Evan Weinstock

Personal information
- Born: October 30, 1991 (age 34) Las Vegas, Nevada, United States
- Education: Brown University (2014)
- Height: 6 ft 4 in (193 cm)
- Weight: 215 lb (98 kg)

Sport
- Country: United States
- Sport: Bobsleigh

= Evan Weinstock =

American bobsledder

Evan Weinstock (born October 30, 1991) is an American Olympic bobsledder.

==Early life==
Weinstock was born and raised in Las Vegas, Nevada. His father, Arnold Weinstock, is Jewish. His mother was not. He told Jewish Sports Review that he was raised without a faith, but he had no problem being identified as a Jewish athlete.

==High school football==
He played high school football as a wide receiver/safety and was the Nevada 4A Football Player of the Year at Del Sol High School in Las Vegas. He became involved in bobsledding by virtue of his participation in the decathlon. His football career ended in high school with a torn labrum that he suffered on a running play.

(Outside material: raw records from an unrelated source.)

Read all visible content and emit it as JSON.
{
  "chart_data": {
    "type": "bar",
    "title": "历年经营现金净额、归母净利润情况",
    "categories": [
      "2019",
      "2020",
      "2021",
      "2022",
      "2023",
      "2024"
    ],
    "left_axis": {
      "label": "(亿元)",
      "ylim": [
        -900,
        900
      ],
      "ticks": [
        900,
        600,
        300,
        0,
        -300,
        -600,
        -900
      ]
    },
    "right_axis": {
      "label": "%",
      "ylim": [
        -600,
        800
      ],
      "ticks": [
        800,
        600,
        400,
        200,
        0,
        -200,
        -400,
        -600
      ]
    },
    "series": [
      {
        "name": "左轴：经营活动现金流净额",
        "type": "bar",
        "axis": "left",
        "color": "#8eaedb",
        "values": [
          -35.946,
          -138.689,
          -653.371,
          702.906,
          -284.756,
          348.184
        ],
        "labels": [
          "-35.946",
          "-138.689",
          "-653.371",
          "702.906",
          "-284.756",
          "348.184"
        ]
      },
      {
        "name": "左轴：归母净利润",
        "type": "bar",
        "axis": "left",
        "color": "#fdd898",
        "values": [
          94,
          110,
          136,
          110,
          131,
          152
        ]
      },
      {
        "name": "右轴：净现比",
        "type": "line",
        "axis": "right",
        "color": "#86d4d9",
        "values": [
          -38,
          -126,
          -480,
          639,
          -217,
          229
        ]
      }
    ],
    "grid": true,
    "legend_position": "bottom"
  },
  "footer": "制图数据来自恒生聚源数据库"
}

==College, decathlon, pentathlon, and heptathlon==
At Brown University (2014), where he majored in biology, Weinstock set the university record in the decathlon (7,393 points), is second in university history in the pentathlon (5,296 points), and was a four-time Ivy League champion (three times in the decathlon, once in the heptathlon).

==Bobsled career==
At the IBSF 2016 Bobsled World Championship Team Event with pilot Justin Olsen, he came in 10th in Igls, Austria. At the IBSF 2017 World Championship in Koenigssee, Germany, in the Two-Man with pilot Justin Olsen, he came in tied for 11th, and in the Four-Man for pilot Justin Olsen, he came in 11th.

He competed for the United States in the two-man event at the 2018 Winter Olympics. He and his team came in ninth place in the four-man bobsled, in 3:17.28, and came in 14th in the two-man bobsled.